DAGOREPORT - È TORNATA RAISET! TRA COLOGNO MONZESE E VIALE MAZZINI C’È UN NUOVO APPEASEMENT E…
Mirella Serri per "la Stampa"
Siamo arrivati al limite, c'è troppa libertà e troppo permissivismo nelle scuole italiane? Almeno nell'abbigliamento? Oppure, viceversa, nei nostri istituti vi sono sacche di autoritarismo e i giovani, giustamente in rivolta, rivendicano la facoltà di circolare per aule e corridoi in pantaloncini e infradito, secondo gusti e tendenze personali? Tutto è nato dalle parole di una professoressa che, per rimproverare una sua allieva di essersi presentata in classe con l'ombelico scoperto, ha evocato la via Salaria, consolare romana notoriamente frequentata, per non dire battuta, dalle belle di giorno.
A questa provocazione si è aggiunto un altro docente che ha parlato anche lui di "troie" o lucciole, che dir si voglia. Proprio queste sono state le similitudini, non troppo raffinate bisogna dirlo, utilizzate da alcuni insegnanti per sanzionare e rimettere in riga studentesse vestite, secondo il loro parere, con modalità poco decorose e che avrebbero leso la dignità degli istituti scolastici frequentati. Hanno dunque ragione i maschi che manifestano davanti alla scuola in minigonna per solidarietà con le loro vituperate compagne?
Oppure c'è necessità di rivedere l'eccesso di nonchalance e disinvoltura e di imporre in classe un dress code agli studenti (si spera sia per maschi che per femmine)? La risposta ce l'hanno data proprio gli alunni degli istituti superiori, esibendo venerdì scorso una grande prova di maturità in un'altra occasione ma che stimola la riflessione complessiva sul mondo scolastico. Si è conclusa la lunga occupazione dell'Istituto Valentini-Majorana a Castrolibero, in provincia di Cosenza.
È stata una delle prime manifestazioni, se non la prima in assoluto, "per molestie". I giovani che hanno dato vita al movimento #metoo nelle scuole superiori protestavano contro la dirigente dell'istituto accusata di aver sottovalutato le denunce (presentate peraltro anche a carabinieri e polizia) di alcune ragazze contro le avances di un professore. I ragazzi, provenienti da tutta la Calabria, sono scesi in piazza con striscioni e cartelli che reclamavano "+ rispetto" per gli studenti.

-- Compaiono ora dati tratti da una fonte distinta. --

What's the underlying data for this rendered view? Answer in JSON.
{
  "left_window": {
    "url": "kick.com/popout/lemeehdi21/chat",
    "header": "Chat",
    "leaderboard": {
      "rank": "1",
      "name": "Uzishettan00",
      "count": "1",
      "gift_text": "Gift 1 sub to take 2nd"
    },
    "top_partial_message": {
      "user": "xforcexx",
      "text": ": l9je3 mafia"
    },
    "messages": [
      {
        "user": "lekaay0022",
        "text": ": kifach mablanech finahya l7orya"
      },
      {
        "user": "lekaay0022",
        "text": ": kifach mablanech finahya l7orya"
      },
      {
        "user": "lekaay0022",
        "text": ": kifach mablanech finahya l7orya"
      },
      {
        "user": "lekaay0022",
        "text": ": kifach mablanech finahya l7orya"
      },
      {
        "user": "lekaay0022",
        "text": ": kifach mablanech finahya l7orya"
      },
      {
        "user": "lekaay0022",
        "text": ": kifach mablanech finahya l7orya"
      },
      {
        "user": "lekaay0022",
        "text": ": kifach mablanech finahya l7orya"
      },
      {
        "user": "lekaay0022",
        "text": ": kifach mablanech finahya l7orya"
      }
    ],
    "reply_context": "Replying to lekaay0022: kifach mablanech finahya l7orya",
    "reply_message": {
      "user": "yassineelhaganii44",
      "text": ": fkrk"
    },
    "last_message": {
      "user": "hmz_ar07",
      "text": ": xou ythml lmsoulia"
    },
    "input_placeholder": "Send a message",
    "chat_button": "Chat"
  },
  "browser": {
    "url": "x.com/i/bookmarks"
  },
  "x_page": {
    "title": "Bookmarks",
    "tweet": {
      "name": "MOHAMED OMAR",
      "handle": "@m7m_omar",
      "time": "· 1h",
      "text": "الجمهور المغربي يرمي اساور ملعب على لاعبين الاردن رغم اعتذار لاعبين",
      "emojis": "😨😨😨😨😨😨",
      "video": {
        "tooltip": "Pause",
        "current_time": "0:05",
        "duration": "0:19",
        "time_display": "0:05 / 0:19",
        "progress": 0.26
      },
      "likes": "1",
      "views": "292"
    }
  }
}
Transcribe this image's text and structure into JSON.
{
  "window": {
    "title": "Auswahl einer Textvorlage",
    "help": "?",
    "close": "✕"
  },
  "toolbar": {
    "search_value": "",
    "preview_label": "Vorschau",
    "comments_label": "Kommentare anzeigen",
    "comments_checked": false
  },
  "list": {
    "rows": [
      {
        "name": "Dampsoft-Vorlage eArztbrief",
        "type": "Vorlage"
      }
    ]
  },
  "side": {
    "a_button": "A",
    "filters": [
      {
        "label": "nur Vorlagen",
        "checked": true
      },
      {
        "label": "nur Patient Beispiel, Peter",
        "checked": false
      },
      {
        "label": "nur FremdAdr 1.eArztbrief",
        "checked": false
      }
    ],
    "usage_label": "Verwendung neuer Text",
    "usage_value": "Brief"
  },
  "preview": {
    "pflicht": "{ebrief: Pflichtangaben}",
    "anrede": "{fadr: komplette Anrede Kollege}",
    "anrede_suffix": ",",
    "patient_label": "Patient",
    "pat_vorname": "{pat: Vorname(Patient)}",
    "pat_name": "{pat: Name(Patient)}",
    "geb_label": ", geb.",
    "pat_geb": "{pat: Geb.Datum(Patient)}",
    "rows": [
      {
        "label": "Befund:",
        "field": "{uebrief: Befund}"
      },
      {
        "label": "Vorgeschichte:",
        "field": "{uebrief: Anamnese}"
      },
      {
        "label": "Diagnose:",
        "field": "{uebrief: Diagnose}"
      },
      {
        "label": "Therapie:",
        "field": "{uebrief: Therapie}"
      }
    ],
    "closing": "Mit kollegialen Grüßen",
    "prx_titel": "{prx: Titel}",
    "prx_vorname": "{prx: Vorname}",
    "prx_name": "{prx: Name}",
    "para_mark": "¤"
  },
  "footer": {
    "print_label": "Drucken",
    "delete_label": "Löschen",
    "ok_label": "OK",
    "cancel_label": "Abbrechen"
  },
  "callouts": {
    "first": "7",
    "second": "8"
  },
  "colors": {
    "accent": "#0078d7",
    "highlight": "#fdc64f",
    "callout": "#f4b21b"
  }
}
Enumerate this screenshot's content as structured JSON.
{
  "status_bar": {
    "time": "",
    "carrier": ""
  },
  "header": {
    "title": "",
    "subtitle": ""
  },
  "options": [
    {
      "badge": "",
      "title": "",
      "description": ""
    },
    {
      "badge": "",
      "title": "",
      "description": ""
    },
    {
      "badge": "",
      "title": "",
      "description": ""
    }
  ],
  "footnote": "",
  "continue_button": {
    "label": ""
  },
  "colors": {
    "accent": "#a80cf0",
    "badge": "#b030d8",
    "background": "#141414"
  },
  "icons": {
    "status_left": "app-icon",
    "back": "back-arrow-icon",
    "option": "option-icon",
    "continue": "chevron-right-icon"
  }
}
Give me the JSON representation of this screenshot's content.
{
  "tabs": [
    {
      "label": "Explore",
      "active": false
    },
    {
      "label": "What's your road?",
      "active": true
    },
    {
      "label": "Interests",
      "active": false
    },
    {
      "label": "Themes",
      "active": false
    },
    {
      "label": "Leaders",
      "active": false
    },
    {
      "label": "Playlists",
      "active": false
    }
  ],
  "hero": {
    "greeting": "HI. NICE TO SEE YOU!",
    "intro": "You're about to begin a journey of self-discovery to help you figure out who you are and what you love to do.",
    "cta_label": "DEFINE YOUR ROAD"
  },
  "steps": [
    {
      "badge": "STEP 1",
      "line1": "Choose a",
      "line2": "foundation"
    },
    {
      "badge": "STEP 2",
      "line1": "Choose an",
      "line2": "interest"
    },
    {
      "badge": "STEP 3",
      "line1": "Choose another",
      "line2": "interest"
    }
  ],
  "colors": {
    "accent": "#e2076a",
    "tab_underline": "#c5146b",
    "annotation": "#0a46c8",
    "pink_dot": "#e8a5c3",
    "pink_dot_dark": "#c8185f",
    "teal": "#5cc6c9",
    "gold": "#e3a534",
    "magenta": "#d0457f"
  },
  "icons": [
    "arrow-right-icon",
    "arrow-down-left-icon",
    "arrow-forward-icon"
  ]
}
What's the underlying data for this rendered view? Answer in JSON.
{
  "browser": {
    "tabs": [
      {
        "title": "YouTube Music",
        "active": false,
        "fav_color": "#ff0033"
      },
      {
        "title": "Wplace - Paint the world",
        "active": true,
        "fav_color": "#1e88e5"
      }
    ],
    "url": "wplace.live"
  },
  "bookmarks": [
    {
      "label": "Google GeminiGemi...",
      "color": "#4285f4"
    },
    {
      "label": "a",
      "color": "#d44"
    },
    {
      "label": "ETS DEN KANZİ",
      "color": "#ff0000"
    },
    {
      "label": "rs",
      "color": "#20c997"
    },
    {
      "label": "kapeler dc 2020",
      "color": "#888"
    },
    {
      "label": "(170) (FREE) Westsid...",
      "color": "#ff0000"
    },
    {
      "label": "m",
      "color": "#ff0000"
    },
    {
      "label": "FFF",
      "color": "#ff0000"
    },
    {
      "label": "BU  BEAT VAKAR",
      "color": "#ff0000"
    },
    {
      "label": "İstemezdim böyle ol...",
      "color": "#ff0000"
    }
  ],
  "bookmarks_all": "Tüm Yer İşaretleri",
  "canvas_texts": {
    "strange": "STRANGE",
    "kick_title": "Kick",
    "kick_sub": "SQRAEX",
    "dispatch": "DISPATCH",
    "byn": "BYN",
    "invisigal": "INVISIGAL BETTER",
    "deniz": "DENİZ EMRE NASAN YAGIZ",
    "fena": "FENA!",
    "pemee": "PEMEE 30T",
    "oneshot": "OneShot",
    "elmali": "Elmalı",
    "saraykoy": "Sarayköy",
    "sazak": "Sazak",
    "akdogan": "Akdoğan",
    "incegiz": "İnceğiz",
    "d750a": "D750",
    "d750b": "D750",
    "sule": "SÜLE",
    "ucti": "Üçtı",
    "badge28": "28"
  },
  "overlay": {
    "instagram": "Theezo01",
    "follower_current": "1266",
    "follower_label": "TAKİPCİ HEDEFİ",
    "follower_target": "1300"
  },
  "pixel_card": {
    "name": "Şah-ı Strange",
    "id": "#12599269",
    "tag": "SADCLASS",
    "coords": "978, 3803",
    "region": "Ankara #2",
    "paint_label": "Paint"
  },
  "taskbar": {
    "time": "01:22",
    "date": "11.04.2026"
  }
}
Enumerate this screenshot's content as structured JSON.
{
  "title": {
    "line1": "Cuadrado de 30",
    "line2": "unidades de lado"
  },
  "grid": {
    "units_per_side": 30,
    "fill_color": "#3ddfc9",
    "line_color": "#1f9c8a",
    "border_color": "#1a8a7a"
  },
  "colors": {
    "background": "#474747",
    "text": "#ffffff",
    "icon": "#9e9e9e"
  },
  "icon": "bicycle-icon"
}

Una richiesta molto precisa e coinvolgente. Il "rispetto" chiamato in causa non era solo quello, ovvio da esigere, a tutela della dignità delle studentesse. Il corteo calabrese che sfilava ordinato, serio e disciplinato, chiedeva un rispetto dal significato assai più ampio e complessivo e ha messo sotto gli occhi di adulti e docenti i desideri dei giovani di oggi.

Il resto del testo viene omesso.